No podía yo dudar, por el tono y el gesto de Reinaldo,
que estaba dispuesto a ejecutar su amenaza, y como, además, sabía la facilidad con
que se ofuscaba su imaginación, empecé a darme por muerta. En efecto, Reinaldo,
cumpliendo su promesa, me dejaba completamente dueña de mí, sin dirigirme la menor
censura, sin mostrar ni en el gesto que se opusiese a ninguno de mis deseos o desaprobase
mis actos; pero esto mismo me espantaba, porque indicaba la fuerza y la tirantez
de una voluntad que descansa en una resolución… y víctima de un terror cada día
más hondo, permanecía inmóvil, no atreviéndome a dar un paso. Siempre veía el reflejo
de acero del cañón del revólver.
De noche, el insomnio me tenía con los ojos abiertos,
creyendo percibir sobre la sien el metálico frío de un círculo de hierro; o, si
conciliaba el sueño, despertaba sobresaltada, con palpitaciones en que parecía que
el corazón iba a salírseme del pecho, porque soñaba que un estampido atroz me deshacía
los huesos del cráneo y me volaba el cerebro, estrellándolo contra la pared… Y esto
duró cuatro años, cuatro años en que no tuve minuto tranquilo, en que no di un paso
sin recelar que ese paso provocase la tragedia.
–Y ¿cómo terminó esa situación tan horrible? –pregunté,
para abreviar, porque la veía asfixiarse.
–Terminó… con Reinaldo, que fue despedido por un caballo
y se rompió algo dentro, quedando allí mismo difunto.
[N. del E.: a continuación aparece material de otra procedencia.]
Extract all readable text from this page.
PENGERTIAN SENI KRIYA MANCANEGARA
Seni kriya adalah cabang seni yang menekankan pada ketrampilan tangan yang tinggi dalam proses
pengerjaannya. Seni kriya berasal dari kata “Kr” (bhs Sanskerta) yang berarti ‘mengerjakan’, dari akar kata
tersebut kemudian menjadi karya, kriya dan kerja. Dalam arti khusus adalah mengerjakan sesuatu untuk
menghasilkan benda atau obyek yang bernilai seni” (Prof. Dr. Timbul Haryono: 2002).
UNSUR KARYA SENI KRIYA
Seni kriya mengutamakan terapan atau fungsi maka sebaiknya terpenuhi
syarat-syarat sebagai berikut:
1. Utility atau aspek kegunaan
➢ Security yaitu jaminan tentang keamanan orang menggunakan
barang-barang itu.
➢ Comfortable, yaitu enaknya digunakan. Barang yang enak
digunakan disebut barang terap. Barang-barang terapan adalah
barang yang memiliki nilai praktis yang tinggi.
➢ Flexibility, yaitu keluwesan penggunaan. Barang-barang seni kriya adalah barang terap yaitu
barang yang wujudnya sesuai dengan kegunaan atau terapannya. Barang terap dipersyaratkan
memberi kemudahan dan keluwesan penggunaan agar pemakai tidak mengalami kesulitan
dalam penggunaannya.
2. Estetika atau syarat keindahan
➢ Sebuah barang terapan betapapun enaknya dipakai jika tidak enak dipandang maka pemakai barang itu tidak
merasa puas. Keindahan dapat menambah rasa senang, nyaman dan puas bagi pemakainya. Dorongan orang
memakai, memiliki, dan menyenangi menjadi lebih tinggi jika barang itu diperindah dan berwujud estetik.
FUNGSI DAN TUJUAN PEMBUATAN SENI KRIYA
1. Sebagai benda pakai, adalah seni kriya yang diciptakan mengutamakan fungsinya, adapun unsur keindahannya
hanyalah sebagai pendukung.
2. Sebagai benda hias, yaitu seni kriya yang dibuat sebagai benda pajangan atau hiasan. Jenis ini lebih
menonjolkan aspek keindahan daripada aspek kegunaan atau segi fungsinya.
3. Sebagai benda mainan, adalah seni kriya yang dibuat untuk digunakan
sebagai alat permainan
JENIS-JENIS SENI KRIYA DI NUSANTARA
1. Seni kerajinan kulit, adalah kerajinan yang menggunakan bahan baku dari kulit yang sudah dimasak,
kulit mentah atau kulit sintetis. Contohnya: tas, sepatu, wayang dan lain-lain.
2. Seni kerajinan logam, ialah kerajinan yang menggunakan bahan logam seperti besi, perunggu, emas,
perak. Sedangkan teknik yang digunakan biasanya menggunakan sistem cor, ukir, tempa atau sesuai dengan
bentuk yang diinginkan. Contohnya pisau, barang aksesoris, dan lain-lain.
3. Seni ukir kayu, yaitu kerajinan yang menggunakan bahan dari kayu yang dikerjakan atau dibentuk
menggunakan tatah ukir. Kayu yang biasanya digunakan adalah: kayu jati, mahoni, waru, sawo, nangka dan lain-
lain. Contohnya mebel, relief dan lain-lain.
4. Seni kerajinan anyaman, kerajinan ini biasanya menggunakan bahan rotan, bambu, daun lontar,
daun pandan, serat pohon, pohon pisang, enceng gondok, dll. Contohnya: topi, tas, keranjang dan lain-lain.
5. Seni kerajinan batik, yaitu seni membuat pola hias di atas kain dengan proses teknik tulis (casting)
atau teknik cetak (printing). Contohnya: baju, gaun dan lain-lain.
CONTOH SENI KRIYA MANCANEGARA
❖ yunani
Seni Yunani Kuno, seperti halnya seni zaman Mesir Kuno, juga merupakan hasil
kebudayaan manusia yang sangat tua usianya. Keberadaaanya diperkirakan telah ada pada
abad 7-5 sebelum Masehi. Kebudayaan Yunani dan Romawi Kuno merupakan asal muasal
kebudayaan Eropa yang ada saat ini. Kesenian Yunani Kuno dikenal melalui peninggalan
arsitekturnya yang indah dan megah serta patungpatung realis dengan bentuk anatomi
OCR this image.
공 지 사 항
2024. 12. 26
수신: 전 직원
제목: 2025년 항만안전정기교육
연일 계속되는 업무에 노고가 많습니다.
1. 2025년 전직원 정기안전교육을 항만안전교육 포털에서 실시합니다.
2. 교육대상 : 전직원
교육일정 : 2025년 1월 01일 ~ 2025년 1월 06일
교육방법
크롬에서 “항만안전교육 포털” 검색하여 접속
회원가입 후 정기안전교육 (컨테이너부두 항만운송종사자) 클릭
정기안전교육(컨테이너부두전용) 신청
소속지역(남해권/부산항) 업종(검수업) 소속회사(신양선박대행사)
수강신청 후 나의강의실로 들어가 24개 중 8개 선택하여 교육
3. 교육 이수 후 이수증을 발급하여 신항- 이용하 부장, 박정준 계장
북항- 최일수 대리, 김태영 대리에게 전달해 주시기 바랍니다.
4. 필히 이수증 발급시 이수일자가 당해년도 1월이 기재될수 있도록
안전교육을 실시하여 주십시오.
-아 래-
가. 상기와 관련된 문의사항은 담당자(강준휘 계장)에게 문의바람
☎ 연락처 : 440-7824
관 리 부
Entonces, sólo entonces, comprendí
que le quería aún, y le lloré muy de veras, ¡aunque fue mi verdugo, y verdugo sistemático!
–¿Y recogió usted el revólver para tirarlo por la ventana?
–Verá usted –murmuró ella–. Sucedió una cosa… bastante
singular. Mandé al criado de Reinaldo que quitase de mi habitación el revólver,
porque yo continuaba viendo en sueños el disparo y sintiendo el frío sobre la sien…
Y después de cumplir la orden, el criado vino a decirme:
–Señorita, no había por qué tener miedo… Ese revólver
no estaba cargado.
–¿Que no estaba cargado?
–No señora; ni me parece que lo ha estado nunca… Como
que el pobre señorito ni llegó a comprar las cápsulas. Si hasta le pregunté, a veces,
si quería que me pasase por casa del armero y las trajese, y no me respondió, y
luego no se volvió a hablar más del asunto…
–De modo –añadió la cardíaca– que un revólver sin carga
me pegó el tiro, no en la cabeza, sino en mitad del corazón, y crea usted que, a
pesar del digital y baños y todos los remedios, la bala no perdona…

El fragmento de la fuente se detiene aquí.